Les indigénistes purs et durs restent minoritaires (bien que présents) dans les programmations publiques. En revanche, le discours intersectionnel et décolonial est dominant: pour qu’une programmation soit « inclusive », il va falloir qu’il y ait une cuillérée pour les femmes, une cuillérée pour telle minorité, une autre pour telle autre minorité … Au final, il n’y a pas de phénomène de sous-représentation: ces sujets sont surreprésentés! Il n’y a presque plus d’oeuvres qui parlent de la condition humaine dans sa globalité et sa complexité, affranchie de ces passages obligés. On ne l’approche plus qu’à travers des « singularités » préconçues.

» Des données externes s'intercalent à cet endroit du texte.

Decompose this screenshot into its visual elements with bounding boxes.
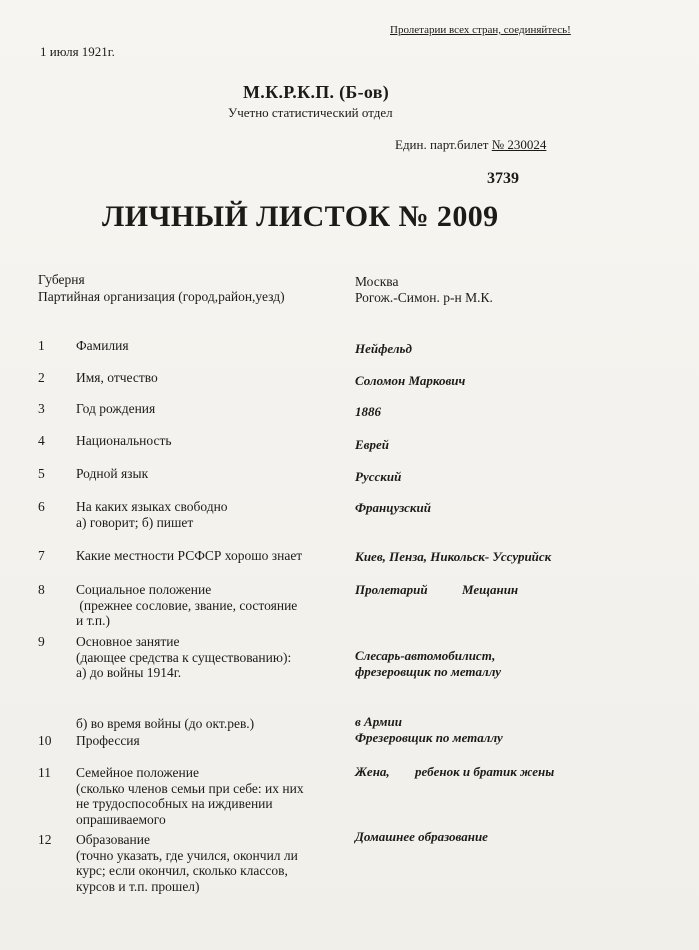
question-number: 10: [38, 733, 52, 748]
question-number: 6: [38, 499, 45, 514]
party-org-label: Партийная организация (город,район,уезд): [38, 289, 285, 304]
question-label: На каких языках свободно: [76, 499, 228, 514]
answer-name: Соломон Маркович: [355, 373, 466, 388]
question-number: 11: [38, 765, 51, 780]
question-number: 7: [38, 548, 45, 563]
province-value: Москва: [355, 274, 399, 289]
question-sublabel: (точно указать, где учился, окончил ли: [76, 847, 298, 863]
question-sublabel: (дающее средства к существованию):: [76, 649, 292, 665]
answer-family-others: ребенок и братик жены: [415, 764, 555, 779]
document-title: ЛИЧНЫЙ ЛИСТОК № 2009: [102, 200, 499, 233]
answer-languages: Французский: [355, 500, 431, 515]
answer-native-language: Русский: [355, 469, 402, 484]
question-sublabel: курс; если окончил, сколько классов,: [76, 863, 288, 878]
answer-education: Домашнее образование: [355, 829, 488, 844]
question-number: 8: [38, 582, 45, 597]
question-label: Фамилия: [76, 338, 129, 353]
organization-name: М.К.Р.К.П. (Б-ов): [243, 82, 390, 102]
answer-occupation-prewar-2: фрезеровщик по металлу: [355, 664, 501, 679]
question-number: 4: [38, 433, 45, 448]
question-label: Имя, отчество: [76, 370, 158, 385]
question-sublabel: и т.п.): [76, 613, 110, 628]
motto: Пролетарии всех стран, соединяйтесь!: [390, 24, 571, 36]
question-sublabel: не трудоспособных на иждивении: [76, 796, 273, 811]
question-label: Какие местности РСФСР хорошо знает: [76, 548, 303, 563]
province-label: Губерня: [38, 272, 85, 287]
answer-occupation-wartime: в Армии: [355, 714, 402, 729]
question-sublabel: курсов и т.п. прошел): [76, 878, 200, 894]
question-label: б) во время войны (до окт.рев.): [76, 716, 255, 731]
document-date: 1 июля 1921г.: [40, 44, 115, 59]
question-label: Образование: [76, 832, 150, 847]
question-number: 5: [38, 466, 45, 481]
party-card-label: Един. парт.билет: [395, 137, 489, 152]
answer-surname: Нейфельд: [355, 341, 412, 356]
question-number: 9: [38, 634, 45, 649]
question-label: Родной язык: [76, 466, 149, 481]
question-label: Национальность: [76, 433, 172, 448]
question-label: Профессия: [76, 733, 140, 748]
question-label: Год рождения: [76, 401, 156, 416]
question-number: 1: [38, 338, 45, 353]
answer-social-status: Пролетарий: [355, 582, 428, 597]
question-number: 2: [38, 370, 45, 385]
question-sublabel: а) до войны 1914г.: [76, 665, 182, 680]
question-sublabel: (сколько членов семьи при себе: их них: [76, 780, 304, 796]
question-sublabel: а) говорит; б) пишет: [76, 514, 194, 530]
question-number: 3: [38, 401, 45, 416]
answer-family-wife: Жена,: [355, 764, 390, 779]
party-card-number: № 230024: [491, 137, 547, 152]
answer-birth-year: 1886: [355, 404, 381, 419]
answer-known-places: Киев, Пенза, Никольск- Уссурийск: [355, 549, 552, 564]
question-label: Семейное положение: [76, 765, 199, 780]
question-sublabel: (прежнее сословие, звание, состояние: [76, 597, 298, 613]
answer-profession: Фрезеровщик по металлу: [355, 730, 503, 745]
code-number: 3739: [487, 170, 519, 187]
party-org-value: Рогож.-Симон. р-н М.К.: [355, 290, 493, 305]
answer-nationality: Еврей: [355, 437, 389, 452]
question-label: Социальное положение: [76, 582, 212, 597]
question-number: 12: [38, 832, 52, 847]
question-sublabel: опрашиваемого: [76, 811, 166, 827]
department-name: Учетно статистический отдел: [228, 105, 393, 120]
answer-occupation-prewar-1: Слесарь-автомобилист,: [355, 648, 496, 663]
answer-former-estate: Мещанин: [462, 582, 519, 597]
party-card: [395, 137, 546, 153]
question-label: Основное занятие: [76, 634, 180, 649]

Or, ce tournoiement du monde de l’art autour de ces quelques thématiques obsessionnelles, avec la certitude de faire de l’universel – lorsqu’Olivier Py programme tout son Festival d’Avignon autour des transgenres, il pense bien sûr faire de l’universel -, nourrit une incompréhension et une forme de haine de la culture, mais aussi un certain extrémisme: l’esprit de tribunal attise les colères. Je pense par exemple à un spectacle d’Anne-Cécile Vandalem, Tristesses, que j’ai vu au Théâtre del’Odéon, qui dépeignait l’homme blanc comme un insulaire dégénéré, raciste, xénophobe, incestueux, débile, etc … et révélait en creux un édénisme complètement caricatural. Ce spectacle était pourtant présenté comme engagé contre la xénophobie: c’est déplorer les effets dont on chérit les causes … On ne résout pas la question de la haine de l’autre par le manichéisme, bien au contraire. […]
Valeurs actuelles : Au lieu de lier, la culture d’aujourd’hui sépare …
Isabelle Barbéris : Mon livre peut paraître pessimiste, car il cible des phénomènes qui font effectivement partie de l’idéologie dominante. Mais l’objectif diffère de celui d’un Baudrillar (« le complot de l’art »), ou encore du laïus « l’art, c’est de la merde ». C’est parce que j’aime les artistes que je me refuse à la complaisance. Il reste encore beaucoup de poches de résistance, mais le problème est qu’elles s’expriment peu. En effet, il existe une sorte de terrorisme intellectuel qui fait que les artistes qui sont opposés à ces phénomènes dominants n’osent pas le dire. Il y a une sorte d’autocensure.
Finalement, on n’a jamais vu autant de manque de diversité que depuis qu’on ne jure plus que par elle …
Propos recueillis par Anne-Laure Debaecker pour Valeurs actuelles.